UNC Health Rex has received many other quality-driven accolades as well. UNC Health Rex received a 5-star rating for quality of care from the Centers for Medicare and Medicaid Services (CMS). We were designated as a Magnet hospital for the fourth consecutive time in 2021, putting UNC Health Rex in an elite group of the top 2 percent of hospitals in the nation. Additionally, UNC Health Rex is one of 7 hospitals with Magnet designation, a CMS 5-Star rating, and a Leapfrog “A” safety grade (which the organization has received every grading cycle since 2012). We have also received the Press Ganey Guardian of Excellence Award for 3 years in a row. UNC Health Rex has received the American College of Cardiology’s NCDR Chest Pain/Myocardial Infarction Registry Platinum Plus Performance Achievement Award and Chest Pain Center Accreditation. We have also received Advanced Thrombectomy-Capable Stroke Center certification from The Joint Commission. In US News & World Report’s Best Hospitals list for 2021-2022, UNC Health Rex was one of 11 hospitals nationwide rated as “high performing” in 17 procedures and conditions. Additionally, we were named this year as one of the “Best Hospitals for Nurses to Work” by NurseJournal.

Summary

The key factors to sustainability when adding additional cardiovascular procedures in an already complex and high-acuity environment are flexibility, training and education, commitment from all ancillary-supporting departments, and regular peer review of cases. These can be achieved through extensive quality programs and a continuous performance improvement mindset.
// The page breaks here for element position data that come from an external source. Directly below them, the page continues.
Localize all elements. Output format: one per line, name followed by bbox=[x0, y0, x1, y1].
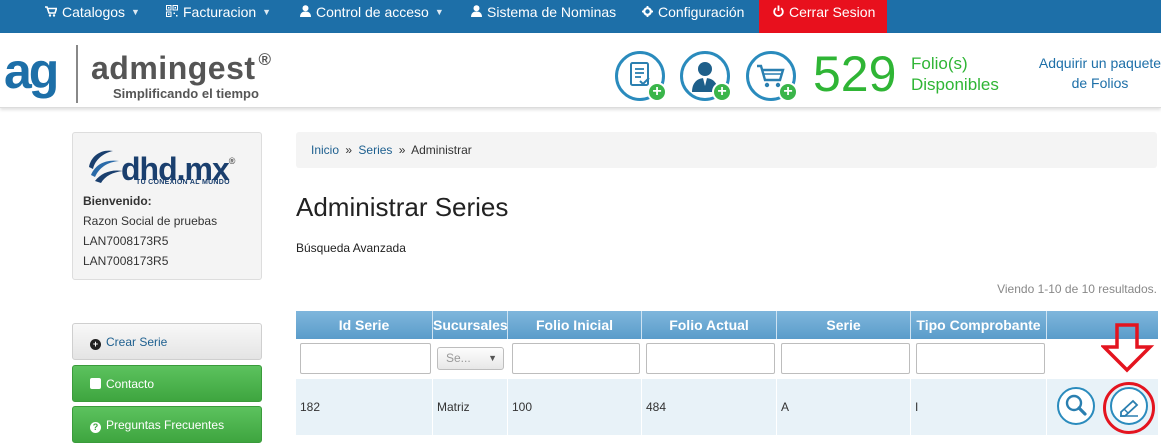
cell-tipo-comprobante: I bbox=[911, 379, 1047, 435]
registered-mark: ® bbox=[258, 50, 272, 69]
column-header[interactable]: Serie bbox=[777, 311, 911, 339]
filter-sucursal-select[interactable]: Se... ▼ bbox=[437, 347, 504, 370]
column-header[interactable]: Id Serie bbox=[296, 311, 433, 339]
razon-social: Razon Social de pruebas bbox=[83, 214, 218, 228]
logo-name-text: admingest bbox=[91, 50, 256, 86]
plus-circle-icon: + bbox=[90, 339, 101, 350]
breadcrumb-separator: » bbox=[345, 143, 353, 157]
chevron-down-icon: ▼ bbox=[488, 353, 497, 363]
top-navbar: Catalogos ▼ Facturacion ▼ Control de acces… bbox=[0, 0, 1161, 33]
folio-label: Folio(s) Disponibles bbox=[911, 53, 999, 95]
results-summary: Viendo 1-10 de 10 resultados. bbox=[997, 282, 1157, 296]
breadcrumb-series[interactable]: Series bbox=[358, 143, 392, 157]
cell-sucursal: Matriz bbox=[433, 379, 508, 435]
contacto-button[interactable]: Contacto bbox=[72, 365, 262, 402]
column-header[interactable]: Folio Inicial bbox=[508, 311, 642, 339]
magnifier-icon bbox=[1065, 394, 1087, 416]
crear-serie-label: Crear Serie bbox=[106, 335, 168, 349]
nav-catalogos[interactable]: Catalogos ▼ bbox=[45, 0, 140, 33]
nav-control-acceso-label: Control de acceso bbox=[316, 4, 429, 20]
logo-tagline: Simplificando el tiempo bbox=[113, 86, 259, 101]
gear-icon bbox=[642, 1, 653, 25]
nav-sistema-nominas-label: Sistema de Nominas bbox=[487, 4, 617, 20]
cart-icon bbox=[45, 1, 58, 25]
filter-serie-input[interactable] bbox=[781, 343, 910, 374]
logo-divider bbox=[76, 45, 78, 103]
filter-folio-actual-input[interactable] bbox=[646, 343, 775, 374]
chevron-down-icon: ▼ bbox=[262, 7, 272, 17]
buy-link-line-1: Adquirir un paquete bbox=[1038, 55, 1161, 71]
chevron-down-icon: ▼ bbox=[131, 7, 140, 17]
faq-button[interactable]: ? Preguntas Frecuentes bbox=[72, 406, 262, 443]
qr-icon bbox=[166, 1, 178, 25]
nav-configuracion-label: Configuración bbox=[658, 4, 745, 20]
new-user-button[interactable]: + bbox=[680, 51, 732, 102]
logout-button[interactable]: Cerrar Sesion bbox=[759, 0, 887, 33]
filter-sucursal-placeholder: Se... bbox=[446, 351, 471, 365]
cell-folio-actual: 484 bbox=[642, 379, 777, 435]
page-title: Administrar Series bbox=[296, 192, 509, 222]
power-icon bbox=[773, 1, 784, 25]
column-header[interactable]: Folio Actual bbox=[642, 311, 777, 339]
plus-icon: + bbox=[778, 82, 798, 102]
folio-label-line-1: Folio(s) bbox=[911, 54, 968, 73]
table-row: 182 Matriz 100 484 A I bbox=[296, 379, 1158, 435]
profile-panel: dhd.mx® TU CONEXIÓN AL MUNDO Bienvenido:… bbox=[72, 132, 262, 280]
view-button[interactable] bbox=[1057, 387, 1095, 425]
nav-control-acceso[interactable]: Control de acceso ▼ bbox=[300, 0, 444, 33]
highlight-circle-annotation bbox=[1103, 382, 1155, 434]
column-header[interactable]: Tipo Comprobante bbox=[911, 311, 1047, 339]
faq-label: Preguntas Frecuentes bbox=[106, 418, 225, 432]
chat-icon bbox=[90, 378, 101, 389]
plus-icon: + bbox=[712, 82, 732, 102]
plus-icon: + bbox=[647, 82, 667, 102]
advanced-search-link[interactable]: Búsqueda Avanzada bbox=[296, 241, 406, 255]
new-invoice-button[interactable]: + bbox=[615, 51, 667, 102]
user-icon bbox=[300, 1, 311, 25]
nav-facturacion-label: Facturacion bbox=[183, 4, 257, 20]
cell-id-serie: 182 bbox=[296, 379, 433, 435]
buy-link-line-2: de Folios bbox=[1071, 75, 1129, 91]
nav-facturacion[interactable]: Facturacion ▼ bbox=[166, 0, 271, 33]
buy-package-link[interactable]: Adquirir un paquete de Folios bbox=[1035, 53, 1161, 93]
logout-label: Cerrar Sesion bbox=[789, 4, 876, 20]
crear-serie-button[interactable]: + Crear Serie bbox=[72, 323, 262, 360]
app-header: ag admingest ® Simplificando el tiempo + … bbox=[0, 33, 1161, 108]
breadcrumb-inicio[interactable]: Inicio bbox=[311, 143, 339, 157]
contacto-label: Contacto bbox=[106, 377, 155, 391]
breadcrumb-separator: » bbox=[398, 143, 406, 157]
breadcrumb: Inicio » Series » Administrar bbox=[296, 132, 1157, 168]
company-registered-mark: ® bbox=[228, 156, 236, 166]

As UNC Health Rex continues to grow its cardiovascular, structural heart, and PV programs, we will continue to experience staffing challenges. There is a shortage of health care personnel in the United States as a continuing result of the COVID-19 pandemic. Nurses and cardiovascular specialists have left to take higher paying travel assignments, while others have exited health care altogether. To remain competitive in this climate, organizations must be creative about staffing to attract talent. At UNC Health Rex, we believe our shared staffing model used in LAAO procedures will help us continue to recognize and implement sustainable growth models in the future as we move toward 500 LAAO procedures and beyond. 

Disclosures: The authors have completed and returned the ICMJE Form for Disclosure of Potential Conflicts of Interest. They have no conflicts of interest to report regarding the content herein.